Initial jobless claims unexpectedly rose last week despite an ongoing recovery in the U.S. employment market, the Labor Department reported Thursday.
First-time filings for unemployment insurance for the week ended June 12 totaled 412,000, compared to the previous week’s 375,000. That was the highest number since May 15.
Economists surveyed by Dow Jones had been expecting 360,000.
Essentially all of the increase came from two states — Pennsylvania saw a gain of 21,590, while California rose 15,712, according to unadjusted data.
The surprise increase in claims comes following a series of incremental steps toward normalcy in the payrolls picture. A year ago at this time, the nation was seeing close to 1.5 million new claims a week amid continued government-imposed business shutdowns aimed at containing the Covid-19 pandemic.
As vaccinations have progressed and cases, hospitalizations and deaths have fallen dramatically, employment had been continuing to improve.
Continuing claims, which run a week behind the headline number, were little changed at 3.52 million. A year ago, the number was close to 18 million. The four-week moving average for continuing claims fell by 55,000 to just over 3.6 million, the lowest level since March 21, 2020.

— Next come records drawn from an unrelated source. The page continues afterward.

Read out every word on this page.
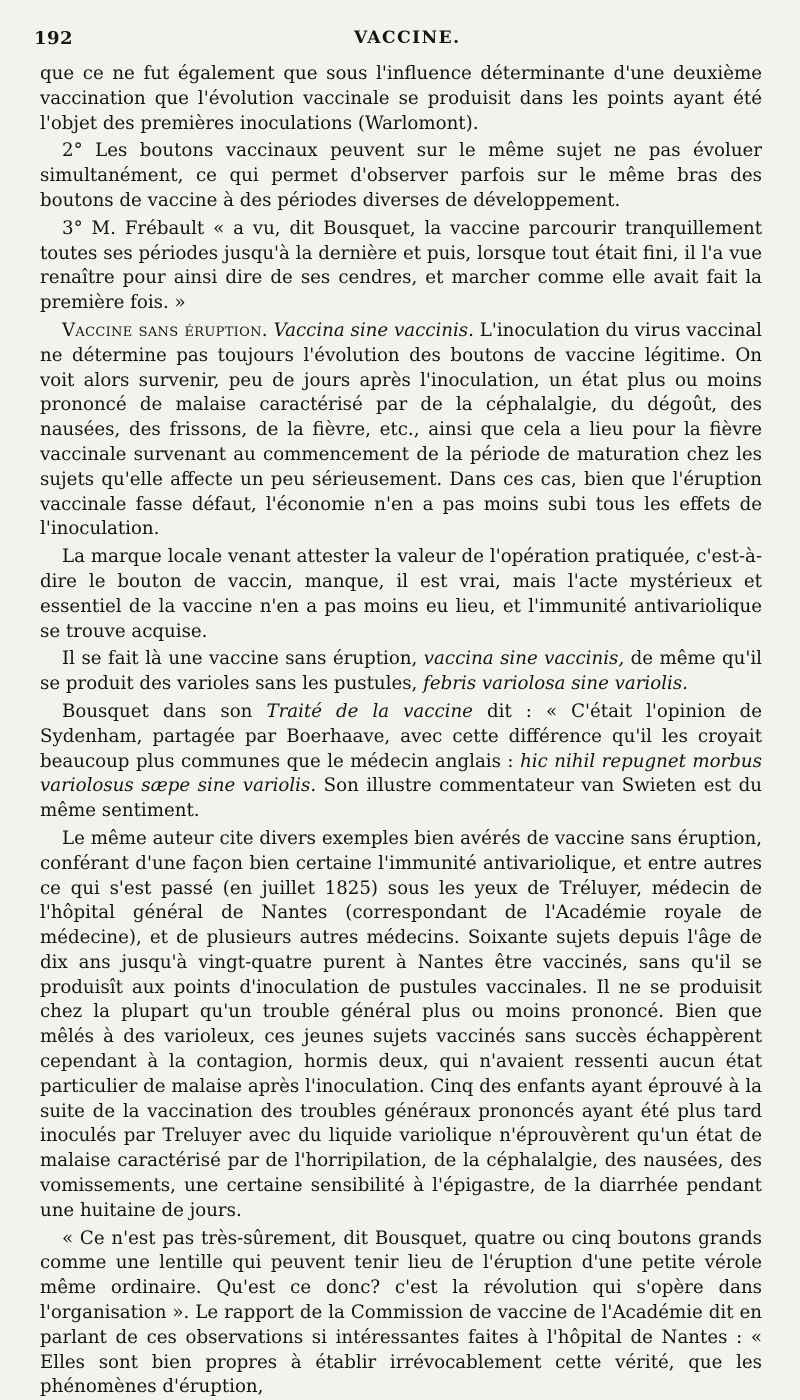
192	VACCINE.

que ce ne fut également que sous l'influence déterminante d'une deuxième vaccination que l'évolution vaccinale se produisit dans les points ayant été l'objet des premières inoculations (Warlomont).

2° Les boutons vaccinaux peuvent sur le même sujet ne pas évoluer simultanément, ce qui permet d'observer parfois sur le même bras des boutons de vaccine à des périodes diverses de développement.

3° M. Frébault « a vu, dit Bousquet, la vaccine parcourir tranquillement toutes ses périodes jusqu'à la dernière et puis, lorsque tout était fini, il l'a vue renaître pour ainsi dire de ses cendres, et marcher comme elle avait fait la première fois. »

Vaccine sans éruption. Vaccina sine vaccinis. L'inoculation du virus vaccinal ne détermine pas toujours l'évolution des boutons de vaccine légitime. On voit alors survenir, peu de jours après l'inoculation, un état plus ou moins prononcé de malaise caractérisé par de la céphalalgie, du dégoût, des nausées, des frissons, de la fièvre, etc., ainsi que cela a lieu pour la fièvre vaccinale survenant au commencement de la période de maturation chez les sujets qu'elle affecte un peu sérieusement. Dans ces cas, bien que l'éruption vaccinale fasse défaut, l'économie n'en a pas moins subi tous les effets de l'inoculation.

La marque locale venant attester la valeur de l'opération pratiquée, c'est-à-dire le bouton de vaccin, manque, il est vrai, mais l'acte mystérieux et essentiel de la vaccine n'en a pas moins eu lieu, et l'immunité antivariolique se trouve acquise.

Il se fait là une vaccine sans éruption, vaccina sine vaccinis, de même qu'il se produit des varioles sans les pustules, febris variolosa sine variolis.

Bousquet dans son Traité de la vaccine dit : « C'était l'opinion de Sydenham, partagée par Boerhaave, avec cette différence qu'il les croyait beaucoup plus communes que le médecin anglais : hic nihil repugnet morbus variolosus sæpe sine variolis. Son illustre commentateur van Swieten est du même sentiment.

Le même auteur cite divers exemples bien avérés de vaccine sans éruption, conférant d'une façon bien certaine l'immunité antivariolique, et entre autres ce qui s'est passé (en juillet 1825) sous les yeux de Tréluyer, médecin de l'hôpital général de Nantes (correspondant de l'Académie royale de médecine), et de plusieurs autres médecins. Soixante sujets depuis l'âge de dix ans jusqu'à vingt-quatre purent à Nantes être vaccinés, sans qu'il se produisît aux points d'inoculation de pustules vaccinales. Il ne se produisit chez la plupart qu'un trouble général plus ou moins prononcé. Bien que mêlés à des varioleux, ces jeunes sujets vaccinés sans succès échappèrent cependant à la contagion, hormis deux, qui n'avaient ressenti aucun état particulier de malaise après l'inoculation. Cinq des enfants ayant éprouvé à la suite de la vaccination des troubles généraux prononcés ayant été plus tard inoculés par Treluyer avec du liquide variolique n'éprouvèrent qu'un état de malaise caractérisé par de l'horripilation, de la céphalalgie, des nausées, des vomissements, une certaine sensibilité à l'épigastre, de la diarrhée pendant une huitaine de jours.

« Ce n'est pas très-sûrement, dit Bousquet, quatre ou cinq boutons grands comme une lentille qui peuvent tenir lieu de l'éruption d'une petite vérole même ordinaire. Qu'est ce donc? c'est la révolution qui s'opère dans l'organisation ». Le rapport de la Commission de vaccine de l'Académie dit en parlant de ces observations si intéressantes faites à l'hôpital de Nantes : « Elles sont bien propres à établir irrévocablement cette vérité, que les phénomènes d'éruption,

Federal Reserve Chairman Jerome Powell noted the difficulties in getting workers back to filling the record 9.3 million available jobs.
“Factors related to the pandemic, such as caregiving needs, ongoing fears of the virus, and unemployment insurance payments appear to be weighing on employment growth,” Powell said Wednesday at a news conference following this week’s central bank meeting. “These factors should wane in coming months against a backdrop of rising vaccinations leading to more rapid gains in employment.”
The total of those receiving benefits did decline, falling to 14.83 million as of May 29, a reduction of more than half a million. That has come largely due to a sharp decline in those enrolled in pandemic-related programs and as states increasingly discontinue enhanced benefits provided during the crisis.
The Fed noted progress in the labor market and rising inflationary pressures as it indicated that the first wave of interest rate increases might come sooner than expected. Two quarter-point hikes are now indicated for 2023.